Conservation-themed interactive exhibits throughout the exhibition examine the impact of killing elephants for ivory, how climate change is affecting elephants, and ways that humans and elephants can share the planet and reduce human and elephant conflict. The exhibition features a documentary film about an elephant sanctuary in northern Kenya called Reteti, which is owned by the local Samburu community and takes in orphaned and abandoned elephant calves with the aim of releasing them back into wild herds. The video tells the story of Shaba, a 15-month old orphaned female who grew to become the sanctuary’s first matriarch.
EXHIBITION ORGANIZATION
The Secret World of Elephants is curated by Ross MacPhee, curator emeritus in the Museum’s Department of Mammalogy, with consultation by Raman Sukumar, honorary professor at the Centre for Ecological Sciences, Indian Institute of Science; and Alexandra van der Geer, a researcher at the University of Leiden, Netherlands.
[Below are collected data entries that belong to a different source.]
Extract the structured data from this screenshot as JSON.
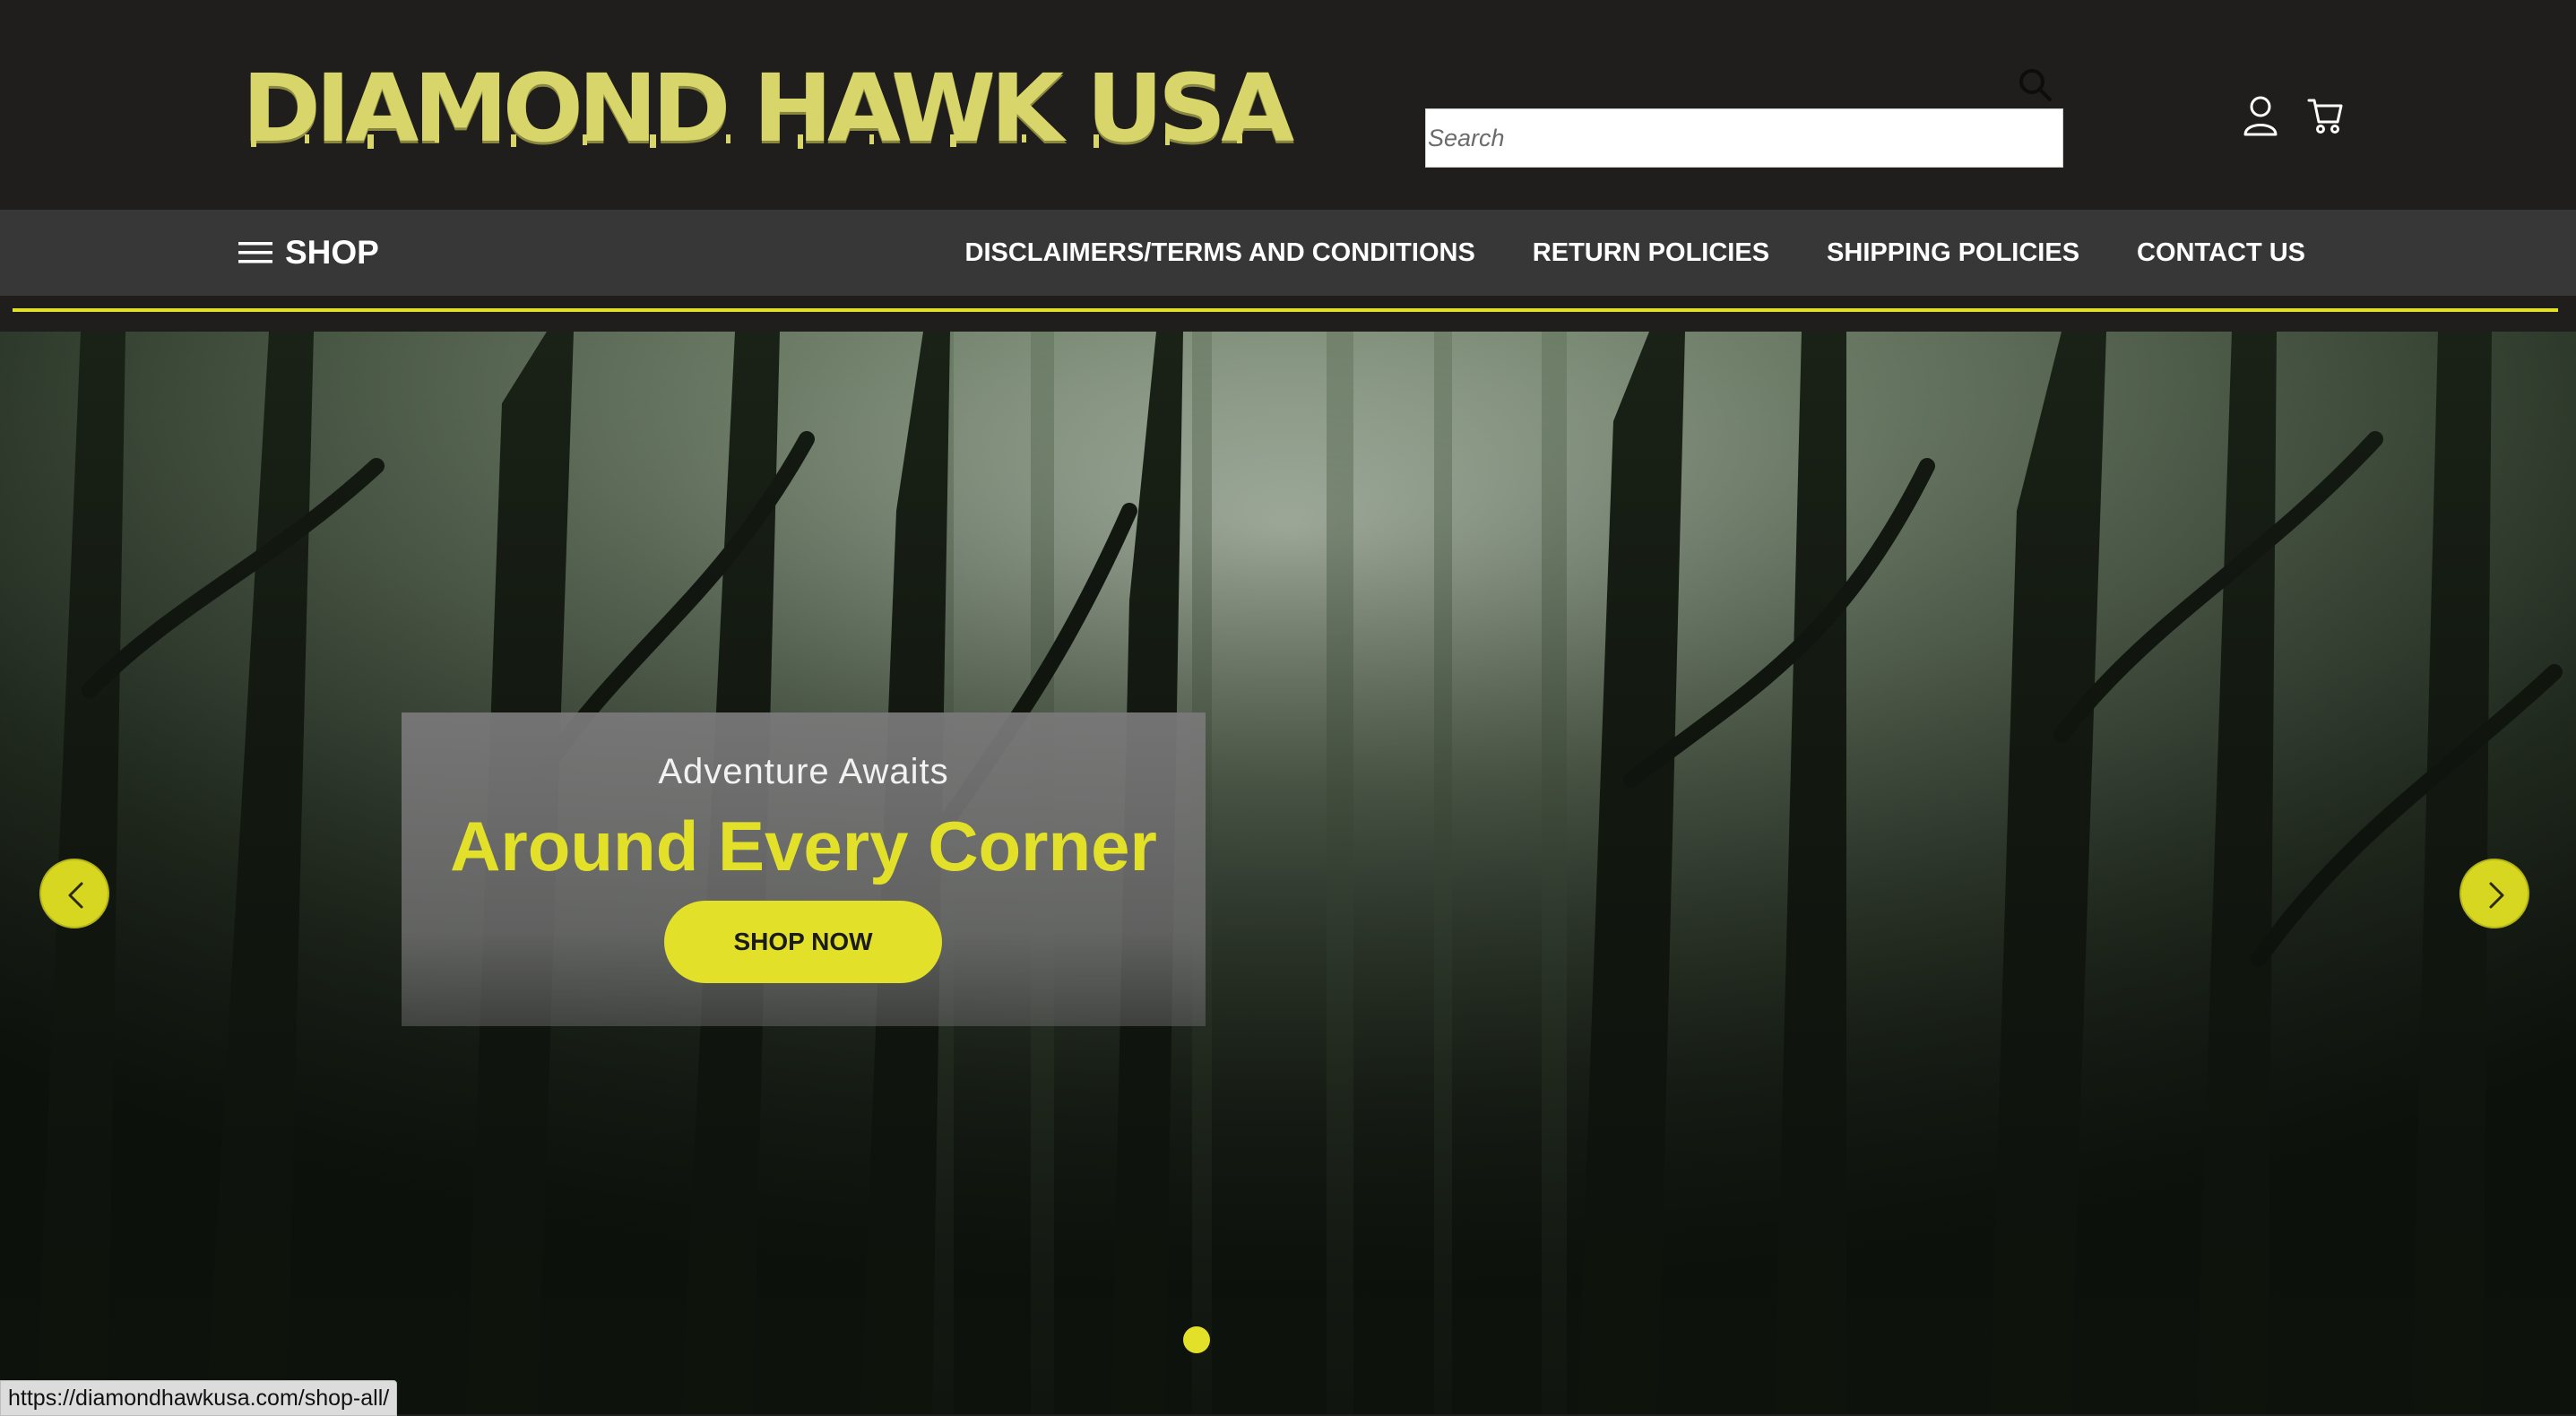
{
  "header": {
    "logo_text": "DIAMOND HAWK USA",
    "search": {
      "placeholder": "Search",
      "value": ""
    },
    "icons": [
      "search-icon",
      "account-icon",
      "cart-icon"
    ]
  },
  "nav": {
    "shop_label": "SHOP",
    "links": [
      {
        "label": "DISCLAIMERS/TERMS AND CONDITIONS"
      },
      {
        "label": "RETURN POLICIES"
      },
      {
        "label": "SHIPPING POLICIES"
      },
      {
        "label": "CONTACT US"
      }
    ]
  },
  "hero": {
    "subtitle": "Adventure Awaits",
    "title": "Around Every Corner",
    "cta_label": "SHOP NOW",
    "slide_count": 1,
    "active_slide": 1
  },
  "status_bar": {
    "url": "https://diamondhawkusa.com/shop-all/"
  },
  "colors": {
    "accent": "#e3e02a",
    "logo": "#d8d56a",
    "header_bg": "#1f1e1c",
    "nav_bg": "#373737",
    "promo_box": "#777777"
  }
}
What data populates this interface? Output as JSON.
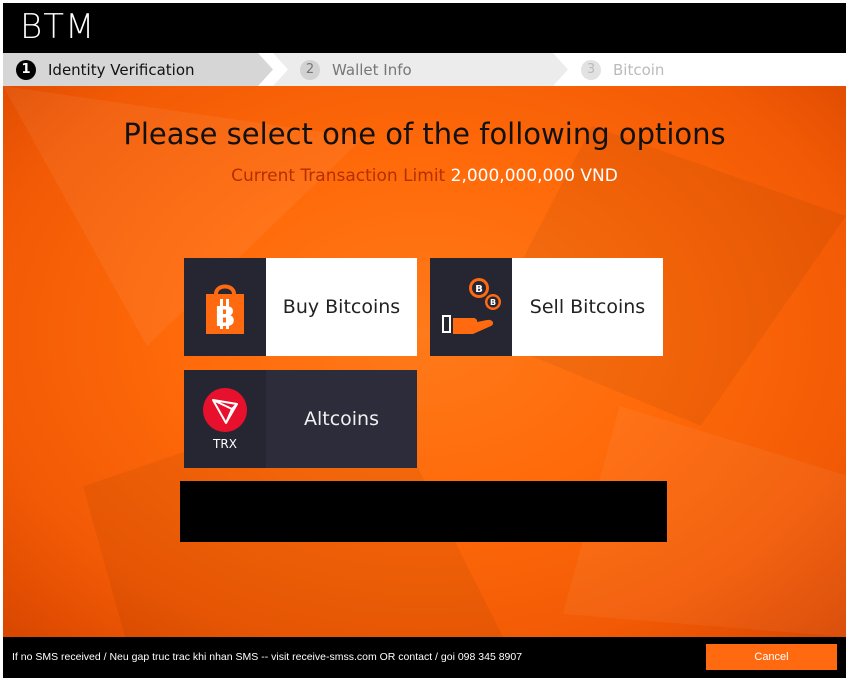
{
  "app": {
    "title": "BTM"
  },
  "steps": [
    {
      "number": "1",
      "label": "Identity Verification",
      "state": "active"
    },
    {
      "number": "2",
      "label": "Wallet Info",
      "state": "pending"
    },
    {
      "number": "3",
      "label": "Bitcoin",
      "state": "pending"
    }
  ],
  "main": {
    "heading": "Please select one of the following options",
    "limit_label": "Current Transaction Limit",
    "limit_value": "2,000,000,000 VND"
  },
  "options": {
    "buy": {
      "label": "Buy Bitcoins",
      "icon": "shopping-bag-bitcoin-icon"
    },
    "sell": {
      "label": "Sell Bitcoins",
      "icon": "hand-coins-icon"
    },
    "altcoins": {
      "label": "Altcoins",
      "icon": "tron-icon",
      "icon_text": "TRX"
    }
  },
  "footer": {
    "note": "If no SMS received / Neu gap truc trac khi nhan SMS -- visit receive-smss.com OR contact / goi 098 345 8907",
    "cancel_label": "Cancel"
  },
  "colors": {
    "accent": "#ff6a10",
    "background": "#ff6a0a",
    "dark": "#262633",
    "limit_label": "#b33000"
  }
}
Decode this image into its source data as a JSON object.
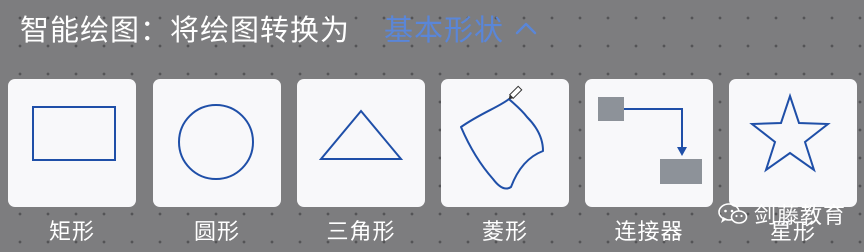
{
  "header": {
    "title": "智能绘图：将绘图转换为",
    "shape_type": "基本形状",
    "chevron_icon": "chevron-up-icon"
  },
  "shapes": [
    {
      "label": "矩形",
      "icon": "rectangle-icon"
    },
    {
      "label": "圆形",
      "icon": "circle-icon"
    },
    {
      "label": "三角形",
      "icon": "triangle-icon"
    },
    {
      "label": "菱形",
      "icon": "diamond-sketch-icon"
    },
    {
      "label": "连接器",
      "icon": "connector-icon"
    },
    {
      "label": "星形",
      "icon": "star-icon"
    }
  ],
  "watermark": {
    "text": "剑藤教育",
    "icon": "wechat-icon"
  },
  "colors": {
    "background": "#7d7d7f",
    "card": "#f8f8fa",
    "stroke": "#1f4fa8",
    "accent": "#5a86d8",
    "connector_box": "#8d9299"
  }
}
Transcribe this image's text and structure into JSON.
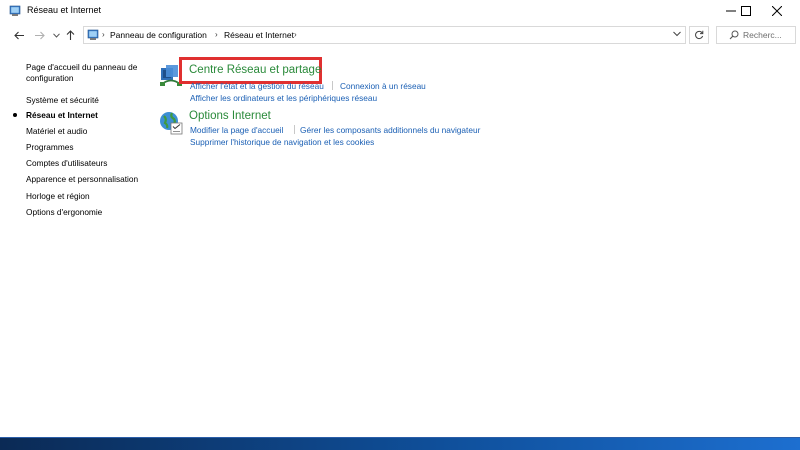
{
  "window": {
    "title": "Réseau et Internet",
    "accent_color": "#2a8a3a",
    "link_color": "#1a5fb4",
    "highlight_color": "#e03030"
  },
  "address": {
    "breadcrumbs": [
      "Panneau de configuration",
      "Réseau et Internet"
    ]
  },
  "search": {
    "placeholder": "Recherc..."
  },
  "sidebar": {
    "items": [
      {
        "label": "Page d'accueil du panneau de configuration",
        "active": false
      },
      {
        "label": "Système et sécurité",
        "active": false
      },
      {
        "label": "Réseau et Internet",
        "active": true
      },
      {
        "label": "Matériel et audio",
        "active": false
      },
      {
        "label": "Programmes",
        "active": false
      },
      {
        "label": "Comptes d'utilisateurs",
        "active": false
      },
      {
        "label": "Apparence et personnalisation",
        "active": false
      },
      {
        "label": "Horloge et région",
        "active": false
      },
      {
        "label": "Options d'ergonomie",
        "active": false
      }
    ]
  },
  "categories": [
    {
      "title": "Centre Réseau et partage",
      "icon": "network-sharing-icon",
      "links": [
        "Afficher l'état et la gestion du réseau",
        "Connexion à un réseau",
        "Afficher les ordinateurs et les périphériques réseau"
      ]
    },
    {
      "title": "Options Internet",
      "icon": "internet-options-icon",
      "links": [
        "Modifier la page d'accueil",
        "Gérer les composants additionnels du navigateur",
        "Supprimer l'historique de navigation et les cookies"
      ]
    }
  ]
}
MacPhee is a paleomammalogist known for his research on island extinctions, with a more recent focus on extinctions that have occurred during the last 50,000 years. He also has collaborated with geneticists and molecular biologists to develop new ways of using ancient DNA and proteins to study Pleistocene extinctions. He previously curated Race to the End of the Earth (2010), The Horse (2008), The Endurance: Shackleton’s Legendary Antarctic Expedition (1999), and Endangered! (1995). He was the supervising curator of the restoration of the Jill and Lewis Bernard Family Hall of North American Mammals, which reopened in 2012.
The exhibition is designed and produced by the American Museum of Natural History’s award-winning Exhibition Department under the direction of Lauri Halderman, senior vice president for exhibition.
The Secret World of Elephants will open to the public on Monday, November 13, 2023. Museum Members will be able to preview the exhibition from Friday, November 10, through Sunday, November 12.